Enable Ray Tracing: Ray Traversal

Last time I covered the design of acceleration structure (AS) for my game engine’s ray tracing system. This time, I will go into depth on how ray traversal is done with such an AS. As I go on to describe how ray traversal is done, it should become much clearer on why the AS is designed this way.

In a traditional ray tracer, all you have to do is to build an AS over some static geometry during startup, and for the rest of the program, you just keep tracing some rays through the AS. That part is well-covered in literatures such as Physically Based Rendering, but it becomes messier when we bring ray tracing to real-time games.

Rigid Body Transformation

The first obstacle is to track rigid body transformations.
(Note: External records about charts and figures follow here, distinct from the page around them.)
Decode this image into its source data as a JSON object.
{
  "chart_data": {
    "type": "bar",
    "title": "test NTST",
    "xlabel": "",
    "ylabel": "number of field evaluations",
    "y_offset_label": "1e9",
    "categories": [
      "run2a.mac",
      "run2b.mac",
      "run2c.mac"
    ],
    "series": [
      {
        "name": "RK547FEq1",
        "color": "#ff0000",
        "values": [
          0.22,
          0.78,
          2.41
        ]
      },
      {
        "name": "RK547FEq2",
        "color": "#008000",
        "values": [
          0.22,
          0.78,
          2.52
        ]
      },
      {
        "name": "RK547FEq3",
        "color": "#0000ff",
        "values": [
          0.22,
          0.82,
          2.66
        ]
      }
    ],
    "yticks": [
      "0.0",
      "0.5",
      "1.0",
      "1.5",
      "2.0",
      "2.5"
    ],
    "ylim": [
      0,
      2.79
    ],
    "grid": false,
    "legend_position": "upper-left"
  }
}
Building BVH over a mesh is an expensive operation, so we only do it on startup time. Transforming the mesh then would invalidate the BVH we’ve built. It is not uncommon for a mesh to be continuously transformed throughout multiple frames, and we must have a way to handle that.

The simplest solution is to transform all the vertices and refit the BVH every frame. However, this can cause problems. First of all, BVH is composed of a hierarchy of axis-aligned bounding boxes (AABB), subdividing the space that the mesh occupies as the level goes deeper. The subdivision is carefully chosen at build-time to have optimal ray traversal performance. Expanding/shrinking the AABBs to fit the transformed mesh will no longer guarantee the same traversal characteristics. Especially if the mesh is rotated, the AABBs will change drastically and lead to almost crippled BVHs in terms of performance. Another obvious thing is we need to transform all the vertices first, which of course takes time.

A much better solution is to transform the ray to object space instead of transforming mesh to world space. This will preserve the same intersection, and it removes the need to transform vertices. And of course, the biggest win here is the BVH is no longer updated; we still get the optimal subdivision that we had from the first time we built it.

This is why each BLAS in the AS stores an inverse transformation matrix. Rays will be transformed to local space using this inverse transform before the actual traversal starts.


One thing I’d like to be supported is instancing. In the game, we inevitably have multiple entities that share the same static mesh. Storing duplicate BVHs and mesh data for these entities is a waste. Therefore, the AS is pulled into two levels. Top level entities who share the same mesh will point to the same bottom level AS.

Deformable Mesh

This is the trickiest case to handle. Vertices actually change, so we need to apply skinning every frame. This also means extra storage for these deformed vertices _and_ the BVHs that are refitted specifically for these deformed vertices. Here we just have to eat the cost of refitting BVH. BVH’s quality will suffer, but refitting is quite fast using GPU compute (covered in last post).

Two-Level Ray Traversal

The traversal itself is quite simple, but the fact that AS is two-level might seem daunting at first, so I will cover that briefly.

The algorithm used to traverse a single BVH is the same as the one in Physically Based Rendering. I don’t think I can do a better job explaining it, so here’s the link.

The Top-level AS is a BVH of instances, each instance node storing pointers to bottom-level AS and storage for the inverse transform. You can also say that it’s a BVH of BVHs. Applying the typical BVH traversal to top-level AS, we eventually hit one of the leaf nodes (instance nodes in this case). Now we stop traversal, remember this location in the top-level AS, then context switch to the bottom-level AS that it’s pointing to. This is also where we apply the inverse transform to our rays (though we should still preserve rays in global space for traversal of other instances).

After we context switched to the bottom-level AS, loading up the BVH address and transforming our ray, we again apply the same BVH traversal algorithm. Except this time, the leaf nodes are triangle nodes. A hit with the leaf node will become a candidate to ray intersection.

After the bottom-level traversal, we pop back to top-level. We continue this loop until we are done with all top-level nodes.

Now we are done, that’s all there is to it. The real work here is maintaining the two-level AS. The actual ray traversal is light work in comparison.
You seem to have converged on almost exactly the same structure as Vulkan:
The design is very much inspired by DXR, which seems to be same as Vulkan's!